Monday, January 05, 2009

'Blasts have become part of our lives, we have to move on'

By Azera Rahman, IANS,
Guwahati : Even as people were greeting one another and praying for a more peaceful 2009, a string of three bomb blasts tore through Guwahati on New Year's day, killing six people and leaving more than 50 injured. The next day, a stoic population, benumbed by the endless explosions rocking their lives, went about their daily chores.
"How much can you discuss the bomb blasts, the explosions? How much can you be scared? After a certain point you just become numb, and sadly that is what is happening to us here," Rashid Ahmed, who works in a telecom company, told IANS.
Sitting with his friends and enjoying a cup of coffee at Brown Bean Café, a popular hangout joint, Ahmed echoed the sentiments of hundreds of others in the city.
"There is heavier army patrolling on the streets now, but unlike the stepped up security in the markets like in Delhi where there are metal detector door frames or CCTV cameras, there is nothing like that here. Even then people are going about their business... living through the blasts has almost become like a way of life," he added.
Ashima Baruah, a school teacher, put it poignantly: "Everytime there is a blast, my heart skips a beat. I pray that none of my family members or friends were at the blast site, I pray that I don't have to strike out any of my students' names the next day in the attendance roster."
"It's a dreaded feeling... but if you keep brooding over it, you will be a dead person walking.

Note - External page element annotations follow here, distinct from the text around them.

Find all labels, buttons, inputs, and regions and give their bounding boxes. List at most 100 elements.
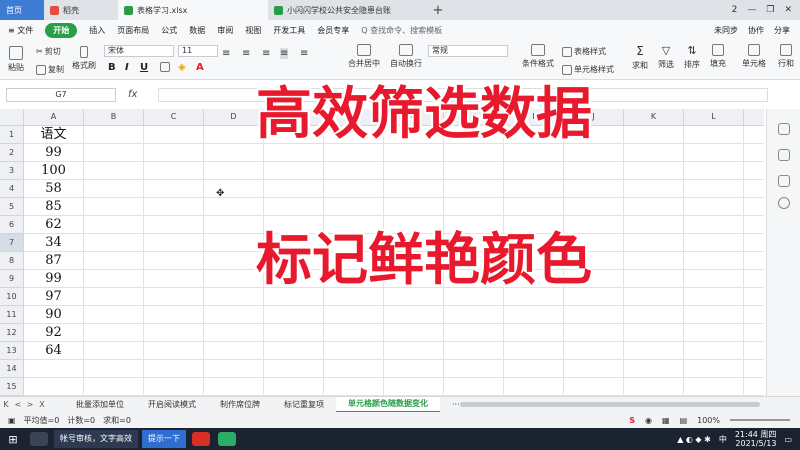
cell-F15[interactable]: [324, 378, 384, 396]
cell-A12[interactable]: 92: [24, 324, 84, 342]
tab-other-workbook[interactable]: 小闪闪学校公共安全隐患台账: [268, 0, 428, 20]
cell-J14[interactable]: [564, 360, 624, 378]
windows-start-icon[interactable]: ⊞: [0, 433, 26, 446]
row-header-4[interactable]: 4: [0, 180, 24, 198]
column-header-B[interactable]: B: [84, 109, 144, 126]
page-view-icon[interactable]: ▤: [680, 416, 688, 425]
sync-status[interactable]: 未同步: [714, 25, 738, 36]
sheet-tab-4[interactable]: 标记重复项: [272, 399, 336, 410]
ime-s-icon[interactable]: S: [629, 416, 635, 425]
wps-icon[interactable]: [192, 432, 210, 446]
fill-button[interactable]: 填充: [710, 44, 726, 69]
cell-C14[interactable]: [144, 360, 204, 378]
sheet-first-icon[interactable]: K: [0, 400, 12, 409]
cell-J12[interactable]: [564, 324, 624, 342]
cell-L4[interactable]: [684, 180, 744, 198]
cell-L12[interactable]: [684, 324, 744, 342]
cell-F11[interactable]: [324, 306, 384, 324]
cell-K13[interactable]: [624, 342, 684, 360]
cell-K5[interactable]: [624, 198, 684, 216]
cell-D13[interactable]: [204, 342, 264, 360]
cell-B8[interactable]: [84, 252, 144, 270]
rowcol-button[interactable]: 行和: [778, 44, 794, 69]
cell-C11[interactable]: [144, 306, 204, 324]
cell-F5[interactable]: [324, 198, 384, 216]
row-header-11[interactable]: 11: [0, 306, 24, 324]
cell-style-button[interactable]: 单元格样式: [562, 64, 614, 75]
fx-icon[interactable]: fx: [128, 89, 137, 100]
cell-M15[interactable]: [744, 378, 764, 396]
cell-I5[interactable]: [504, 198, 564, 216]
cell-I13[interactable]: [504, 342, 564, 360]
cell-C8[interactable]: [144, 252, 204, 270]
sheet-tab-3[interactable]: 制作席位牌: [208, 399, 272, 410]
cell-H5[interactable]: [444, 198, 504, 216]
cell-A8[interactable]: 87: [24, 252, 84, 270]
row-header-12[interactable]: 12: [0, 324, 24, 342]
row-header-9[interactable]: 9: [0, 270, 24, 288]
cell-I3[interactable]: [504, 162, 564, 180]
cell-G12[interactable]: [384, 324, 444, 342]
sheet-tab-5[interactable]: 单元格颜色随数据变化: [336, 396, 440, 413]
taskview-icon[interactable]: [30, 432, 48, 446]
cell-M12[interactable]: [744, 324, 764, 342]
cell-F14[interactable]: [324, 360, 384, 378]
eye-icon[interactable]: ◉: [645, 416, 652, 425]
taskbar-task-1[interactable]: 帐号审核，文字高效: [54, 430, 138, 448]
row-header-7[interactable]: 7: [0, 234, 24, 252]
table-style-button[interactable]: 表格样式: [562, 46, 606, 57]
cell-D12[interactable]: [204, 324, 264, 342]
filter-button[interactable]: ▽ 筛选: [658, 44, 674, 70]
format-painter-button[interactable]: 格式刷: [72, 46, 96, 71]
cell-J13[interactable]: [564, 342, 624, 360]
column-header-C[interactable]: C: [144, 109, 204, 126]
menu-data[interactable]: 数据: [189, 25, 205, 36]
zoom-slider[interactable]: [730, 419, 790, 421]
cell-F12[interactable]: [324, 324, 384, 342]
taskbar-task-2[interactable]: 提示一下: [142, 430, 186, 448]
layout-button[interactable]: 2: [732, 5, 738, 15]
cell-A9[interactable]: 99: [24, 270, 84, 288]
cell-J11[interactable]: [564, 306, 624, 324]
cell-M2[interactable]: [744, 144, 764, 162]
cell-C3[interactable]: [144, 162, 204, 180]
sheet-next-icon[interactable]: >: [24, 400, 36, 409]
cell-L3[interactable]: [684, 162, 744, 180]
merge-center-button[interactable]: 合并居中: [348, 44, 380, 69]
cell-D5[interactable]: [204, 198, 264, 216]
cell-A7[interactable]: 34: [24, 234, 84, 252]
cell-G4[interactable]: [384, 180, 444, 198]
cell-M3[interactable]: [744, 162, 764, 180]
menu-insert[interactable]: 插入: [89, 25, 105, 36]
menu-member[interactable]: 会员专享: [317, 25, 349, 36]
cell-A11[interactable]: 90: [24, 306, 84, 324]
cell-L1[interactable]: [684, 126, 744, 144]
font-name-select[interactable]: 宋体: [104, 45, 174, 57]
cell-H12[interactable]: [444, 324, 504, 342]
font-color-icon[interactable]: A: [196, 62, 204, 73]
tab-daoke[interactable]: 稻壳: [44, 0, 118, 20]
cell-F13[interactable]: [324, 342, 384, 360]
ime-indicator[interactable]: 中: [719, 434, 727, 445]
cell-K12[interactable]: [624, 324, 684, 342]
cell-J5[interactable]: [564, 198, 624, 216]
cell-A3[interactable]: 100: [24, 162, 84, 180]
conditional-format-button[interactable]: 条件格式: [522, 44, 554, 69]
cell-L2[interactable]: [684, 144, 744, 162]
align-middle-icon[interactable]: ≡: [242, 48, 250, 59]
cell-D11[interactable]: [204, 306, 264, 324]
cell-B14[interactable]: [84, 360, 144, 378]
cell-E11[interactable]: [264, 306, 324, 324]
cell-L10[interactable]: [684, 288, 744, 306]
close-button[interactable]: ✕: [784, 5, 792, 15]
panel-style-icon[interactable]: [778, 175, 790, 187]
cell-B4[interactable]: [84, 180, 144, 198]
cell-C5[interactable]: [144, 198, 204, 216]
cell-M11[interactable]: [744, 306, 764, 324]
cell-M4[interactable]: [744, 180, 764, 198]
cell-A13[interactable]: 64: [24, 342, 84, 360]
cell-B3[interactable]: [84, 162, 144, 180]
panel-pointer-icon[interactable]: [778, 123, 790, 135]
cell-B7[interactable]: [84, 234, 144, 252]
cell-E4[interactable]: [264, 180, 324, 198]
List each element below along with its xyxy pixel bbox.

These blasts have become so much a part of our lives - we are learning to pick up the pieces of our lives and go on the very next moment," Baruah said.
For many it's a matter of their daily bread for which they have to resume their lives almost mechanically, even after such turbulences.
Anup Das, who owns a small cloth shop in the busy Panbazar area of the city, said: "A blast occurs here so often that if I have to pull down my shutters after each of them, I would be out of business. What am I going to feed my family then?"
Agreed Rahul Singha, manager at a restaurant. Citing the Oct 30 serial bomb blasts in the city in which 81 people were killed and more than 300 injured, Singha said: "After the serial blasts last year, it was utter mayhem. There was a curfew declared the next day, then a total shutdown. Business suffered a loss of 50 percent.
"No matter how insensitive we may seem, we just can't afford that every time. We have ourselves and our children to feed and no matter how much we may want to, we can't sit at home and mourn. We have to pull up our shutters and get back to work the next day," Singha told IANS.